'"Uluslararası Toplum"'

Varlık Sebebi ve Geleceği Tartışılan NATO Nedir?

Ukrayna Savaşı, ikinci Trump dönemi, güçlenen Avrupa Savunması fikri... NATO'nun sonu mu geliyor? NATO gerçekten küresel güvenliği sağlayan bir ittifak mı, yoksa yeni jeopolitik gerilimlerin merkezi mi? "Uluslararası Toplum" serisinin ilk yazısında 1949'da kurulan NATO’nun günümüze kadarki dönüşümünü ve gelecekteki yol haritasını inceliyoruz.

NATO ve Rusya Federasyonu bayrakları. Fotoğraf: Rokas Tenys - Shutterstock.

Son yıllarda özellikle de Rusya’nın Ukrayna’ya karşı başlattığı savaş sonrasında Kuzey Atlantik Anlaşması Örgütü (NATO) çokça tartışılan bir konu olarak yeniden gündemlerde yerini aldı. Özellikle NATO’nun en yeni üyeleri olan Finlandiya ve İsveç’in ittifaka katılım süreçleri jeopolitik denklemi değiştirirken rakip güç Rusya’nın rahatsızlığına sebep oldu. Peki NATO nedir? Hangi amaçla kuruldu ve bugün nasıl bir etkisi var?

Sovyet Karşıtılığını Temel Alan NATO’nun Tarihsel Kökenleri ve Kuruluş Amacı

İkinci Dünya Savaşı sonrasında Batı Avrupa ve Kuzey Amerika ülkelerinin “Sovyet yayılmacılığı” tehdidine karşı Batı Avrupa ve Kuzey Amerika ülkelerinin ortak bir güvenlik ve savunma stratejisi çerçevesinde bir araya gelmelerini gerekli kılmıştı. Özellikle de 1945-1949 arası dönemde yaşanan Çekoslovakya Komünist Partisinin Sovyetler Birliği’nin (SSCB) desteği ile Çekoslovakya’nın kontrolü ele geçirmesi, yine aynı dönemde Berlin’in SSCB tarafından abluka altına alınması gibi olaylar sonucunda Belçika, Fransa, Lüksemburg, Hollanda ve Birleşik Krallık gibi Batı Avrupalı devletlerin siyasi ve askerî tehditleri bertaraf etmek için iş birliklerini güçlendirecek bir savunma sistemi oluşturmak amacıyla bir anlaşma yapmalarına zemin hazırlamıştır. 1948 yılındaki Brüksel Anlaşması ile Batı Avrupa Savunma Örgütü kurulmuş ve bir yıl sonrasında kurulacak Kuzey Atlantik Anlaşmasının da temeli olmuştur.

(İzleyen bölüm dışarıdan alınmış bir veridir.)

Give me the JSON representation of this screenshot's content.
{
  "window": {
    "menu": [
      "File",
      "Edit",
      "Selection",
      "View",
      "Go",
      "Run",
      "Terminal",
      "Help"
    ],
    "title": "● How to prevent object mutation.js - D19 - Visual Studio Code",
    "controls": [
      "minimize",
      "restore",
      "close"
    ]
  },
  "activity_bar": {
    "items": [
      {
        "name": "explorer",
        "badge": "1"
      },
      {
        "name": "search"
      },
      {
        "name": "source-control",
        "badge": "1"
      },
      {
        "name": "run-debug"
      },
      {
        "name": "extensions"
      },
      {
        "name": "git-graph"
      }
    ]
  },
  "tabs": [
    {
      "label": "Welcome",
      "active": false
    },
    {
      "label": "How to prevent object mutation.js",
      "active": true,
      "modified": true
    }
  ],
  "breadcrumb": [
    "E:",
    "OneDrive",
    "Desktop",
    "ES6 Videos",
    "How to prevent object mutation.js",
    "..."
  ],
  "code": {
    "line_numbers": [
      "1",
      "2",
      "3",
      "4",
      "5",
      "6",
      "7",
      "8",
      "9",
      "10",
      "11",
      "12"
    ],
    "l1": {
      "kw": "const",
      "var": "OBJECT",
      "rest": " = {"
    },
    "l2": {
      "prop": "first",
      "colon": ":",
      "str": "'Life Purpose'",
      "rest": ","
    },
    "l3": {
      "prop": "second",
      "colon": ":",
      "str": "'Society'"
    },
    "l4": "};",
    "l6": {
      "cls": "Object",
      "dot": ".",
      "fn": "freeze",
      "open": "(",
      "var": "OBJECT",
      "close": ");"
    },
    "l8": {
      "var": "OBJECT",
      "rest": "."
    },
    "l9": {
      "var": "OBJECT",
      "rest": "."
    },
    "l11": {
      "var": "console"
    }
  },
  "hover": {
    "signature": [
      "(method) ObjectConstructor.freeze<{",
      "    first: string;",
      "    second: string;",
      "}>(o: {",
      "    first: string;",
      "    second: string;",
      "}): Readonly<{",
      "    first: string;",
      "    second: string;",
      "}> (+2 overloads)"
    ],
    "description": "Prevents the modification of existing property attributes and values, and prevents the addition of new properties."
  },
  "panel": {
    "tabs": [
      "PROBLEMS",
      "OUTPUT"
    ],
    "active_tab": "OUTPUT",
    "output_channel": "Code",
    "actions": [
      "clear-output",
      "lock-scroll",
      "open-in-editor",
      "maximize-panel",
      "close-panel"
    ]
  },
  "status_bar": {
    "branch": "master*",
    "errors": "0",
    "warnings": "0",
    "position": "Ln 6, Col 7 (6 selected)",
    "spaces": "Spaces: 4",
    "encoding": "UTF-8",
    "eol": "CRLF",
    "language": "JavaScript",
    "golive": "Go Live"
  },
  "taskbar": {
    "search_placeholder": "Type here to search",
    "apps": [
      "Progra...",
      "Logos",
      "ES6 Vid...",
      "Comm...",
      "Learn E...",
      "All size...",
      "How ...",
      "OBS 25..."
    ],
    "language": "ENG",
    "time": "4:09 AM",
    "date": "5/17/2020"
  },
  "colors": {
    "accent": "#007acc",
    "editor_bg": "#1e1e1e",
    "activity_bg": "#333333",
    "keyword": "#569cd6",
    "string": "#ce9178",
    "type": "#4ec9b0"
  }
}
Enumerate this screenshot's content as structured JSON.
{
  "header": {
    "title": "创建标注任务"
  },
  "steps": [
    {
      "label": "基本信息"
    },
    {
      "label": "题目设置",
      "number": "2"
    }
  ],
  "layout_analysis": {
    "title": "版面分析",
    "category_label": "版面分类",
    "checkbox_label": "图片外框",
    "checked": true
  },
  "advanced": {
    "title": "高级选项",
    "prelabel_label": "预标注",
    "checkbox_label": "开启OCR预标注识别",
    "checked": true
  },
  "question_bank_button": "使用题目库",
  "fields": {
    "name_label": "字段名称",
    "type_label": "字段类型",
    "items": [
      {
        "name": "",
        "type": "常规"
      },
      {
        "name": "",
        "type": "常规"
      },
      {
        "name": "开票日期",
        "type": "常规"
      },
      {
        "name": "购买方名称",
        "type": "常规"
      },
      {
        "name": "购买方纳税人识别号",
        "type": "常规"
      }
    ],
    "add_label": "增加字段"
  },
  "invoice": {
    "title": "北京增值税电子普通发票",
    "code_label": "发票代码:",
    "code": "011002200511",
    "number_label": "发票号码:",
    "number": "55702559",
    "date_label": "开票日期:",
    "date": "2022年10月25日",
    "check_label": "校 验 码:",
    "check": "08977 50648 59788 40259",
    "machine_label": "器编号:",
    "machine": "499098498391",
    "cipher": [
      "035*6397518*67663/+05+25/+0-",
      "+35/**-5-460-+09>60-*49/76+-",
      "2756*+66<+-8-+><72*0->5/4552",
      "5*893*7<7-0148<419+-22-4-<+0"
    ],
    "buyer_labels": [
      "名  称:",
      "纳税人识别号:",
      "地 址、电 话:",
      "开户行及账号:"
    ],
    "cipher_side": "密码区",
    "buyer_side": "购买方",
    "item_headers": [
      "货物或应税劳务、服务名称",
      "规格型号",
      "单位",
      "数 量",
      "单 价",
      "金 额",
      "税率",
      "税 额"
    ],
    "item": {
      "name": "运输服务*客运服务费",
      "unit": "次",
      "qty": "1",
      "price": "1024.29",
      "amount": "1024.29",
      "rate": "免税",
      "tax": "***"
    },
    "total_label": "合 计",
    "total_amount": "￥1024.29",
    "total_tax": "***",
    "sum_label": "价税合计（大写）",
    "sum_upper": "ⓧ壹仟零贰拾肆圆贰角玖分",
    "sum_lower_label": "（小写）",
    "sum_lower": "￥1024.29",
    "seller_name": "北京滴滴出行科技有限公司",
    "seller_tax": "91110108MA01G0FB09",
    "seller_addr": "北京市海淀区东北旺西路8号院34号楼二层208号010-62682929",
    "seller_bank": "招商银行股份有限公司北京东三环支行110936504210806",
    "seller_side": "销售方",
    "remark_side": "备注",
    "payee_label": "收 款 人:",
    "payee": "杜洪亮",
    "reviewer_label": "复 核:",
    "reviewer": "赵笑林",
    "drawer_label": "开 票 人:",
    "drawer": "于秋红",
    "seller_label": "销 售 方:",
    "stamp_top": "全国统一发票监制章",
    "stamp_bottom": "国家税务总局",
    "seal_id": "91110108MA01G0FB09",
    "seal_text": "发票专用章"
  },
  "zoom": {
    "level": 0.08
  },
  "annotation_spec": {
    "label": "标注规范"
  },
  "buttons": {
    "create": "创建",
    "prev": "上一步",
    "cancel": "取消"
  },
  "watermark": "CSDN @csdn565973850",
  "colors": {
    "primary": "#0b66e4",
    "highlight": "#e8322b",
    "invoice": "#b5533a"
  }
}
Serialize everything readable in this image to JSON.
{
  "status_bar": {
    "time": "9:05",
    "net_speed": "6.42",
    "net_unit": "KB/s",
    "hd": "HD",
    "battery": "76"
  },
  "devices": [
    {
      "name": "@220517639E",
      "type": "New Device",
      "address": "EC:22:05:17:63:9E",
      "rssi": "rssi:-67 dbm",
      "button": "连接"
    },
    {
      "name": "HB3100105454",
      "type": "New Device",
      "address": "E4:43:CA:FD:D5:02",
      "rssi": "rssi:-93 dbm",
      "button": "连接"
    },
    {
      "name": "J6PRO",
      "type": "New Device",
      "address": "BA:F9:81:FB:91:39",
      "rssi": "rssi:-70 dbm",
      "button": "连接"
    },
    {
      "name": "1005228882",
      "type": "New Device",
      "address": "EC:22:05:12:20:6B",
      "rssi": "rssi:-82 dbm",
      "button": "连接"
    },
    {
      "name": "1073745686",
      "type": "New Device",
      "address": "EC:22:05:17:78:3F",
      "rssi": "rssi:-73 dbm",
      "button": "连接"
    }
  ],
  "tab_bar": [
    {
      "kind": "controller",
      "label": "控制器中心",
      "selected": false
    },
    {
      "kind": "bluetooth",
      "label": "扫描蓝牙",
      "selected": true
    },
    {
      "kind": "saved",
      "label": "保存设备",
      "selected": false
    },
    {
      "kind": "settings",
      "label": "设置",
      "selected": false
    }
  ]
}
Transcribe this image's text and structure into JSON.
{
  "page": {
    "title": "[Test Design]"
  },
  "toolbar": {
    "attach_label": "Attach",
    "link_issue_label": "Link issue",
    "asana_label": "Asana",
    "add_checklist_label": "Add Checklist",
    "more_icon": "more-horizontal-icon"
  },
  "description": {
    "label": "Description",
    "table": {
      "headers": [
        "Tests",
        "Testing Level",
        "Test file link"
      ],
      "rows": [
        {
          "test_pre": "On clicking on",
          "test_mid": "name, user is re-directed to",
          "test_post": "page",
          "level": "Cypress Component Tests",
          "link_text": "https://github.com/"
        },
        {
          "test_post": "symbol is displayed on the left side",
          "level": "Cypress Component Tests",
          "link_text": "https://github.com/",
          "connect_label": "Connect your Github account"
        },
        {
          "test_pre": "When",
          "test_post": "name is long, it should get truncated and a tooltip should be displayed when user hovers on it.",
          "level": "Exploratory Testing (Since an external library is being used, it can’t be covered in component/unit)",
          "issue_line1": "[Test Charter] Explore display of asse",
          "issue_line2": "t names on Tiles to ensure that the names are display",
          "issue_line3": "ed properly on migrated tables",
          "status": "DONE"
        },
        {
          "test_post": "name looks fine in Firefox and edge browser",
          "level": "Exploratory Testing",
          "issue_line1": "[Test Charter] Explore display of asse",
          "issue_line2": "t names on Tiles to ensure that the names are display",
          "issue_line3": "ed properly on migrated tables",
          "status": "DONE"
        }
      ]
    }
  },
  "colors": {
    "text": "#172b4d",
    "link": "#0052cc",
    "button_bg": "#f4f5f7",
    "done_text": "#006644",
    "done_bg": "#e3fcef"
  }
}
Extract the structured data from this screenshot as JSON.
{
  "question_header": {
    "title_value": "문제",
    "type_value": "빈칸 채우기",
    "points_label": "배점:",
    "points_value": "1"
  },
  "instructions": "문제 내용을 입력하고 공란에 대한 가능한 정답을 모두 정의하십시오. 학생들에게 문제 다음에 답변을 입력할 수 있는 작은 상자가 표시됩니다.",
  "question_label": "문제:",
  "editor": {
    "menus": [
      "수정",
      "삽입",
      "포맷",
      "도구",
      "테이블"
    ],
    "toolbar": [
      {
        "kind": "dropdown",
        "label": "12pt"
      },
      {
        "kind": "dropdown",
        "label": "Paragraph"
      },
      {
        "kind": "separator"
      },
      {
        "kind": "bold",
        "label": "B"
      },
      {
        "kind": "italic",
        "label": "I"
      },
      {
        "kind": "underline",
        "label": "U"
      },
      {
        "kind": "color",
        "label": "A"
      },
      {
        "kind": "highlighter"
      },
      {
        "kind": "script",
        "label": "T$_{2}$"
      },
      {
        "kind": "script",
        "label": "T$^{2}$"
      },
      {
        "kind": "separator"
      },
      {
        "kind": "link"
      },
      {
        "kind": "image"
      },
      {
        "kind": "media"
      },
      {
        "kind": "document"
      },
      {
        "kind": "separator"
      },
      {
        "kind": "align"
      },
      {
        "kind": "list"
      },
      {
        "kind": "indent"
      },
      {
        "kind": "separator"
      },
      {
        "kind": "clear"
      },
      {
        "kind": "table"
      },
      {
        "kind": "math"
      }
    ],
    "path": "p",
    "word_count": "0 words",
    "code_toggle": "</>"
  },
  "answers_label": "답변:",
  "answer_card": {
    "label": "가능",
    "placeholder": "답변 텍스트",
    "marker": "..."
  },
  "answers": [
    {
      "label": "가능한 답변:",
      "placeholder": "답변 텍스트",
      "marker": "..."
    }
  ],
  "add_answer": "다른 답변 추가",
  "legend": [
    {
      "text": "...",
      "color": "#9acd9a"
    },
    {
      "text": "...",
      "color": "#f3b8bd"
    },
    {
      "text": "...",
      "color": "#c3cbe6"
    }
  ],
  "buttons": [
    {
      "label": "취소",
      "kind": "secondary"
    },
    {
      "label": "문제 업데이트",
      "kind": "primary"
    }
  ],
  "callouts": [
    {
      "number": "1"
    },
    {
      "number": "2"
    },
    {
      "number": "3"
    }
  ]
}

Bu ülkeler ABD ve Kanada’yı dahil ederek bir Kuzey Atlantik ittifakı oluşturmayı hedefledi: Danimarka, İzlanda, İtalya, Norveç ve Portekiz’in de dahil olmasıyla NATO’nun kurulmasını sağlayan Kuzey Atlantik (Washington) Antlaşması, 4 Nisan 1949’da toplam 12 ülke tarafından imzalandı.

Kuzey Atlantik Antlaşması’nı imzalayan 12 ülkeyle başlayan bu organizasyon, zamanla geniş bir coğrafi alanı kapsayan, çok uluslu bir güvenlik yapısına dönüştü. NATO, kurulduğu dönemde, Avrupa’da Sovyetler Birliği’nin -sadece siyasi olarak değil ideolojik olarak da- yayılmasını durdurmayı hedefleyen bir ittifak olarak tasarlanmıştır. Zaten 1947 yılında ABD’nin Sovyet tehdidine karşı hazırladığı Truman Doktrini ile “komünizm tehlikesi” altında olduğu için yardım edilen böylece fiili olarak “Batı Bloku” olarak ifade edilen Amerika odaklı ülkeler grubunun parçası olan Yunanistan ve Türkiye de 1952 yılında NATO’ya resmen katıldı. Truman Doktrini ile ABD, aslında, “Sovyet karşıtlığının” dış politikasının temelinde olduğunu da ilan etmişti denebilir. Bu durumu karikatürize ederek anlamlandıracak bir olaya bakacak olursak; 1952 yılında Fransa’nın Moskova Büyükelçisi Louis Joxe’un, ülkesinin NATO’yu barışçıl bir örgüt olarak gördüğünü söylemesi üzerine, Stalin’in Sovyet Dışişleri Bakanı Andrey Vışinskiy’e dönerek ironik bir şekilde “O zaman bizim de katılmamamız için bir sebep yok.” dediği rivayet edilir.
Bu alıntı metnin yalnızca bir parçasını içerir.